| The Nicholson cemetery in Delhi. Picture by Prem Singh
New Delhi, Oct. 24: An island of peace and serenity amid the noise and rush of frenetic traffic, a British cemetery in the heart of Delhi has become the symbol of continuing differences in perception between India and Britain over an historic event, more than half a century after Independence.
As India prepares to commemorate 150 years of the First War of Independence in 1857, the British high commission is quietly saluting those who died defending the Empire against the “Sepoy Mutiny”.
“Brigadier General John Nicholson, who led the assault of Delhi, but fell at the hour of victory, mortally wounded, and died 23rd September, 1857, aged 35,” says the tribute on the grave of the British general who spearheaded the British attack on Bahadur Shah Zafar’s forces here.
Nicholson, a veteran of earlier wars against the Sikhs and Afghans, led the forces through Delhi Gate to defeat what then was the biggest threat to the British control of India. Some 14,000 people died in the assault, of whom 4,000 were fighting on the side of the British, including several Indian soldiers.
In the series of commemorative events to honour freedom fighters next year — from stamp releases to seminars and exhibitions — planned by the Indian government, if Nicholson at all finds an unlikely mention, it will be unfavourable.
Britain, however, has renovated the Nicholson cemetery, built in honour of British soldiers who died in the Delhi assault.
Opening the renovated cemetery today, high commissioner Michael Arthur evaded questions that highlight the persisting difference in the perception of history, drawing attention instead to the “common historical heritage India and Britain share”.
British civilians and even Anglo-Indians who died much after 1857 are also buried in the 9-acre cemetery, but London’s interest is clearly in Nicholson and other war “heroes”.
“To the British, Nicholson would be a hero,” said Ian Draper, defence attache at the high commission.

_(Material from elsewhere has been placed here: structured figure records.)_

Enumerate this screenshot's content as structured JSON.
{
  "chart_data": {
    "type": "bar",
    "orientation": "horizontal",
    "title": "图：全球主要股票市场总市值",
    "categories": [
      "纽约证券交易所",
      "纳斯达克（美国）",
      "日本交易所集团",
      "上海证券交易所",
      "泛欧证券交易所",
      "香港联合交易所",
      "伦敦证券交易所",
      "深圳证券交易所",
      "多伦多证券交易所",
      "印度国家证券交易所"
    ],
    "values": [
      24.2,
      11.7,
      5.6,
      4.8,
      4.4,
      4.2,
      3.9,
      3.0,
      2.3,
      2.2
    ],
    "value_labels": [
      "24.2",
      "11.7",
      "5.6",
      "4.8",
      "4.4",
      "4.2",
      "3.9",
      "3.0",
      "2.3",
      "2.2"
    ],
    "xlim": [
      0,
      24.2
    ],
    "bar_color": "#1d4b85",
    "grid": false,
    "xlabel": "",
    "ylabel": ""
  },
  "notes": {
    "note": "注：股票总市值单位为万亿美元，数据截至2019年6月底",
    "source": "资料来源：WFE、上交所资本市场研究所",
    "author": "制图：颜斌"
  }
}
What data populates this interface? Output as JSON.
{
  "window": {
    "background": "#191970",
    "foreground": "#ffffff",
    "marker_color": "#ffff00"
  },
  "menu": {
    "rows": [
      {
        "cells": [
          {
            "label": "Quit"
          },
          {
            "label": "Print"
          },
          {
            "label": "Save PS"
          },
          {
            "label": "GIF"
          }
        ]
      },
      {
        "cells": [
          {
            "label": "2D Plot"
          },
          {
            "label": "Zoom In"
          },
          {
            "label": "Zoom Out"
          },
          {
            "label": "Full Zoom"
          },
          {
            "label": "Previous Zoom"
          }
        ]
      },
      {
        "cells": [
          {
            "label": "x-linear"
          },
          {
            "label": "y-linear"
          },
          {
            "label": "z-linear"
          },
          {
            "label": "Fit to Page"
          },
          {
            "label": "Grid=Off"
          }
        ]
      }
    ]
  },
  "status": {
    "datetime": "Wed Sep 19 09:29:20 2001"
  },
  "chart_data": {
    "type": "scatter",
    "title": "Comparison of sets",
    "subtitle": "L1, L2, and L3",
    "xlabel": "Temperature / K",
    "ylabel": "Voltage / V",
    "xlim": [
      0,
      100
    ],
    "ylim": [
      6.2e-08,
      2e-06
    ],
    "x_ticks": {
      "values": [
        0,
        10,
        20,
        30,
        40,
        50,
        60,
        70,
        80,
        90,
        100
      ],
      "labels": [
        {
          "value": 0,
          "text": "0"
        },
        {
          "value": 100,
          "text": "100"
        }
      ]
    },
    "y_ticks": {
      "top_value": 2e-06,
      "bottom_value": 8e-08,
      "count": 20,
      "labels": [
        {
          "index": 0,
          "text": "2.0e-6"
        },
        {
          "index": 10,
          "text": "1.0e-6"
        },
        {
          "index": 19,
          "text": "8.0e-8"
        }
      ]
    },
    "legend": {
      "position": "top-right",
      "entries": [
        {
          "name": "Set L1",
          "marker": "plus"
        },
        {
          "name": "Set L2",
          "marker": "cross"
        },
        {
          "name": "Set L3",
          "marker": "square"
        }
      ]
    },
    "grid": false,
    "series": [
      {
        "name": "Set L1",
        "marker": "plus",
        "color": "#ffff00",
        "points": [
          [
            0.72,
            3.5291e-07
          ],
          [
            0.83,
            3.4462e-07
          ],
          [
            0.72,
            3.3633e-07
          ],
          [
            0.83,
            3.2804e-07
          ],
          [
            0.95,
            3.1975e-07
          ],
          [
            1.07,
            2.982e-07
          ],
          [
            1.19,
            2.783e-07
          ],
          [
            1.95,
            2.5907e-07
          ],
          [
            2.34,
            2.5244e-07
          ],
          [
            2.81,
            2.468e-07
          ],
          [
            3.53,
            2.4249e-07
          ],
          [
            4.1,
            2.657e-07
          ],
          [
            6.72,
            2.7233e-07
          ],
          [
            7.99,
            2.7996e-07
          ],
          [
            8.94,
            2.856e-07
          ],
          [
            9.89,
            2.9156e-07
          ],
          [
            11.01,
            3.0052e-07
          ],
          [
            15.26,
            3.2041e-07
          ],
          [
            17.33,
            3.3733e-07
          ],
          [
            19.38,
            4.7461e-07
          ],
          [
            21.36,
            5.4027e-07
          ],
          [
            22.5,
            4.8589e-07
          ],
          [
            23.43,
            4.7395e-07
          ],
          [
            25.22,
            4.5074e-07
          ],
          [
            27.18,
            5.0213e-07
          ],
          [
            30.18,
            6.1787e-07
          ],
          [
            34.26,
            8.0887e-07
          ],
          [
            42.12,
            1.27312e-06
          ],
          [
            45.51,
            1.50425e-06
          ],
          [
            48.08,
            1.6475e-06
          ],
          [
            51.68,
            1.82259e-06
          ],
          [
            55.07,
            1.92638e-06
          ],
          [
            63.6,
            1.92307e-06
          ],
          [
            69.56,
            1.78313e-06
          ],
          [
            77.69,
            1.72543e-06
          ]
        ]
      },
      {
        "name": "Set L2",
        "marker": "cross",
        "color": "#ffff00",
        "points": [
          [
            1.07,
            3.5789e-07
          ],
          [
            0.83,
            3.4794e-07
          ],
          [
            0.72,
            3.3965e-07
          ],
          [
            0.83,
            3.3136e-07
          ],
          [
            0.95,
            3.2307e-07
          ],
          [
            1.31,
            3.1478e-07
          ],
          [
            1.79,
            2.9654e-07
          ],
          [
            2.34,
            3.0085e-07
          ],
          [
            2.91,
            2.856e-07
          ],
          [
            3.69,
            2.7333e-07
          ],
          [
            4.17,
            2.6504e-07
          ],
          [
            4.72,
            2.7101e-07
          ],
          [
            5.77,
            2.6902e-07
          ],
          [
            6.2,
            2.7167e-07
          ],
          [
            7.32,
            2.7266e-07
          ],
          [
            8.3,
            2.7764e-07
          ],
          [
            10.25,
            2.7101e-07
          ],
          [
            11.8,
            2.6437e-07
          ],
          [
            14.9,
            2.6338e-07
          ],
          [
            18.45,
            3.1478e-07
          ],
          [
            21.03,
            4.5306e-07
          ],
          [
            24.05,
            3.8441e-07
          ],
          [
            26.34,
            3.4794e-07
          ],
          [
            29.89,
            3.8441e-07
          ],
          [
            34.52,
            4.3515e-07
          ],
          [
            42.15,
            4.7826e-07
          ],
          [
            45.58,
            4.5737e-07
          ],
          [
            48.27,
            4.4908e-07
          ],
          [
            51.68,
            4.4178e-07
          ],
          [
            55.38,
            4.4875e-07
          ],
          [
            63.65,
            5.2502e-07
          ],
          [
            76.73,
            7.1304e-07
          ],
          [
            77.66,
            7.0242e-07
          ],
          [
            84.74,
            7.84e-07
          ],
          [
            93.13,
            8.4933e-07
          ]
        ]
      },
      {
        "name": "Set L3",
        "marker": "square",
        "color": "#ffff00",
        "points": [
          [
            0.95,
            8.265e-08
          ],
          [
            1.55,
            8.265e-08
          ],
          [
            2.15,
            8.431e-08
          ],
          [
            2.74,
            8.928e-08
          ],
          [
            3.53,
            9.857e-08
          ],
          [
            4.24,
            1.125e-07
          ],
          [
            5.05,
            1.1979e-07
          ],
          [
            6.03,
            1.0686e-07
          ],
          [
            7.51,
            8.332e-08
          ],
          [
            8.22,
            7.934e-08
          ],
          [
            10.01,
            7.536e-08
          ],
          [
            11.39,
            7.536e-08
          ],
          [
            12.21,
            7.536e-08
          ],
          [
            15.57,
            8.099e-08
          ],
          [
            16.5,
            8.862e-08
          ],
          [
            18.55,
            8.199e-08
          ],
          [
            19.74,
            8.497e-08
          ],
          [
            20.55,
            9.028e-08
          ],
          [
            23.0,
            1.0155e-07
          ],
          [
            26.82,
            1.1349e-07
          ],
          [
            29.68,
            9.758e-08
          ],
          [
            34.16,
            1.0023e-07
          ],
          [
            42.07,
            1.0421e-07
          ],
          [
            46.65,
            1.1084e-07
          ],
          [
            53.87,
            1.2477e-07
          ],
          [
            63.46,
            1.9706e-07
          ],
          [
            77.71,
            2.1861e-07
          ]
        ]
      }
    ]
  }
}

“An insult to India” is how an emotional Rajnish Chaudhary, who lives in an apartment complex close to the cemetery, described what he saw as the commemoration of Nicholson.
Many of those who stay in the buildings say the government should “never have allowed a fancy ceremony in memory of someone who butchered so many Indians”. A small crowd of residents even gathered at the entrance to the cemetery, disapproving looks on their faces.
The idea to renovate the cemetery came up three years ago, when families of British soldiers buried here complained to the British government about the lack of maintenance of the burial ground, high commission officials say.
“When family members came back to Britain after visiting the cemetery, they would complain of how ragpickers and urchins lived inside. The graves were not maintained — some were damaged very badly,” said an official.
Put in this context, humanitarian concerns, rather than eagerness to revive an historical bitterness, appear to be the guiding force behind the renovation.
Several British companies helped with the renovation, the largest financial assistance coming from Group 4 Securicor, a multinational security company.
The British government has spoken to New Delhi about renovating other war cemeteries in India, too, high commission officials said.